Question écrite n° 21083 de M. Jean Louis Masson (Moselle - NI)

publiée dans le JO Sénat du 24/11/2011 - page 2969

M. Jean Louis Masson attire l'attention de M. le ministre de l'intérieur, de l'outre-mer, des collectivités territoriales et de l'immigration sur le fait que la loi n° 88-227 du 11 mars 1988 prévoit qu'une aide publique de l'État est versée aux partis politiques qui ont obtenu au moins 1 % des suffrages dans au moins cinquante circonscriptions. Si un parti politique remplit cette condition et s'il a également présenté d'autres candidats ayant obtenu moins de 1 % des suffrages, il lui demande si les suffrages de ces candidats entrent eux aussi, dans le calcul de l'aide.

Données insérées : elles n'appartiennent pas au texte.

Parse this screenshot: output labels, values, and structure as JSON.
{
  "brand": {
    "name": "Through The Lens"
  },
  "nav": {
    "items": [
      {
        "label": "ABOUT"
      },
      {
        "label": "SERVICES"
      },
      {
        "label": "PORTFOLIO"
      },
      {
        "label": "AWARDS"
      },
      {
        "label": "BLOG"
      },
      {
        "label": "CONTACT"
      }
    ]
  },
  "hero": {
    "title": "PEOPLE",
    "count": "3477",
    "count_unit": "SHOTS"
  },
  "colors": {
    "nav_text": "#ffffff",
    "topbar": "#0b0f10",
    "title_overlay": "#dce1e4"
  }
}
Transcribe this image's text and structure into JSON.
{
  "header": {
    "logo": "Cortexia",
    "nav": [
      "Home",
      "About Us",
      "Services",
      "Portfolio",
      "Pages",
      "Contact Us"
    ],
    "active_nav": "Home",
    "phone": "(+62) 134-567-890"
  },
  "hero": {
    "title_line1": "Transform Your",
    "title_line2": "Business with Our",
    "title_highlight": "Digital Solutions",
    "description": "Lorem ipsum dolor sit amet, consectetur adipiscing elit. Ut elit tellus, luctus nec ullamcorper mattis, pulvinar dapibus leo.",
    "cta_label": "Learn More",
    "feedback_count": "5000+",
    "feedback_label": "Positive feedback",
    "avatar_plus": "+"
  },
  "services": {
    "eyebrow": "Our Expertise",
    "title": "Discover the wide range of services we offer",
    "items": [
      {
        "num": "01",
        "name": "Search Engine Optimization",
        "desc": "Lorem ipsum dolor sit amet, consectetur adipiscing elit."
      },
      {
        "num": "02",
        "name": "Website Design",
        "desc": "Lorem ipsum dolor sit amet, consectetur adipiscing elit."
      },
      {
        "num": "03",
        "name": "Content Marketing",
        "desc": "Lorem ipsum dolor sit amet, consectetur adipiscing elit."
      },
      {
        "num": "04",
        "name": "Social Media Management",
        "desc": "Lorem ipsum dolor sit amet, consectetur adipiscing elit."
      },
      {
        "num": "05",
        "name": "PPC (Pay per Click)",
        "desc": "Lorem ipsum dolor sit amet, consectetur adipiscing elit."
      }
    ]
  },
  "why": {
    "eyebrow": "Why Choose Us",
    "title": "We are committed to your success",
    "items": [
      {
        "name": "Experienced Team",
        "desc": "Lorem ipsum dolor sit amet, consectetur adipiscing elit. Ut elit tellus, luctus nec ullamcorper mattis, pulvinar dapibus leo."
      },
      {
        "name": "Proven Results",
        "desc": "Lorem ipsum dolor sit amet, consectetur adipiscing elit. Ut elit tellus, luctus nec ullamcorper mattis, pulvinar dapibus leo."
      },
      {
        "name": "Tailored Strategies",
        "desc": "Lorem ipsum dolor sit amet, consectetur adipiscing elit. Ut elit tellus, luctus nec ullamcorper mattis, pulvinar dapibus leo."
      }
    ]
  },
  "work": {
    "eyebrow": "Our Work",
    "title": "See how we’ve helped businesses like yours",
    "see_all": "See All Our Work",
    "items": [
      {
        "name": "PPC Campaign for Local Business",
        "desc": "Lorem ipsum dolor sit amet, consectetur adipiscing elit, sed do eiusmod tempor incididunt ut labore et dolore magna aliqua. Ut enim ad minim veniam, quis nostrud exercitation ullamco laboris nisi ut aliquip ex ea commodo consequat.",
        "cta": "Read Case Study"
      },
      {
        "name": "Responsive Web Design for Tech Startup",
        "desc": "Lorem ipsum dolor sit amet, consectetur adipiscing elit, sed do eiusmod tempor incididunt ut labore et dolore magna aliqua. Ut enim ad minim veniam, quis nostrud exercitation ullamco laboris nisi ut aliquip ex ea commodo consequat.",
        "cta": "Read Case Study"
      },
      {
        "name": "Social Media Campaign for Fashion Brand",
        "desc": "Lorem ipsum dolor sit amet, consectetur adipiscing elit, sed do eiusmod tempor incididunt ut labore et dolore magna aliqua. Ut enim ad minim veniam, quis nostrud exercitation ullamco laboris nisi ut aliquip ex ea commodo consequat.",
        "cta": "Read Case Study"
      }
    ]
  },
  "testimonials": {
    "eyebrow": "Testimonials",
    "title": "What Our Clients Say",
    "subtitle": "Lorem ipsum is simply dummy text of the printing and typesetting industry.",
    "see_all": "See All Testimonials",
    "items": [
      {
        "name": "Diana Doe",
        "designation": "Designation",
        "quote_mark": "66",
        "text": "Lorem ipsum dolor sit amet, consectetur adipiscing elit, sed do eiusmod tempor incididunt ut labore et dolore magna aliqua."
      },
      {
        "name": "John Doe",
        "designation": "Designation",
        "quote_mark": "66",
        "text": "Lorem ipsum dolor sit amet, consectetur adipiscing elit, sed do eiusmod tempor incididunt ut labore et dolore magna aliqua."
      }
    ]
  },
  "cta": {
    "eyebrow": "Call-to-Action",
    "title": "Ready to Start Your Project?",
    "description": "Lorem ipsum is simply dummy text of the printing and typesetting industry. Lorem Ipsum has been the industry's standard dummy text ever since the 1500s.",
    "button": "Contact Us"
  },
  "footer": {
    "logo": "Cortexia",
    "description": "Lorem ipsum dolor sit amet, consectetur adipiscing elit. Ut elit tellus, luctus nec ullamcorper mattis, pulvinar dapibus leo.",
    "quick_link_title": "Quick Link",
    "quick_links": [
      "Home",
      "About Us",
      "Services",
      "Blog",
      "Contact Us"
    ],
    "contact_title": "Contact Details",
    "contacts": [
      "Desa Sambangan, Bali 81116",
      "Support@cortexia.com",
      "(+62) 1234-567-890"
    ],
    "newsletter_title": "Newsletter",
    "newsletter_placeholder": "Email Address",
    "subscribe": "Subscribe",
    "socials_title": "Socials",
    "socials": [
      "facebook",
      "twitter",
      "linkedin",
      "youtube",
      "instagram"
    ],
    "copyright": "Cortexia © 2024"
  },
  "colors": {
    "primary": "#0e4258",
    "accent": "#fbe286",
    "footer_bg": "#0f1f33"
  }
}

Réponse du Ministère de l'intérieur, de l'outre-mer, des collectivités territoriales et de l'immigration

publiée dans le JO Sénat du 22/03/2012 - page 752

En application des dispositions de l'article 9 de la loi n° 88-227 du 11 mars 1988, les partis et groupements politiques métropolitains sont éligibles à l'aide publique s'ils ont présenté, lors du dernier renouvellement de l'Assemblée nationale, « des candidats ayant obtenu chacun au moins 1 % des suffrages exprimés dans au moins 50 circonscriptions ». Le montant de la première fraction de l'aide publique est ensuite répartie au prorata du nombre total de suffrages obtenus par chaque parti éligible. Cette répartition prend en compte l'ensemble des suffrages exprimés en faveur des candidats, y compris ceux ayant obtenu moins de 1 % des voix.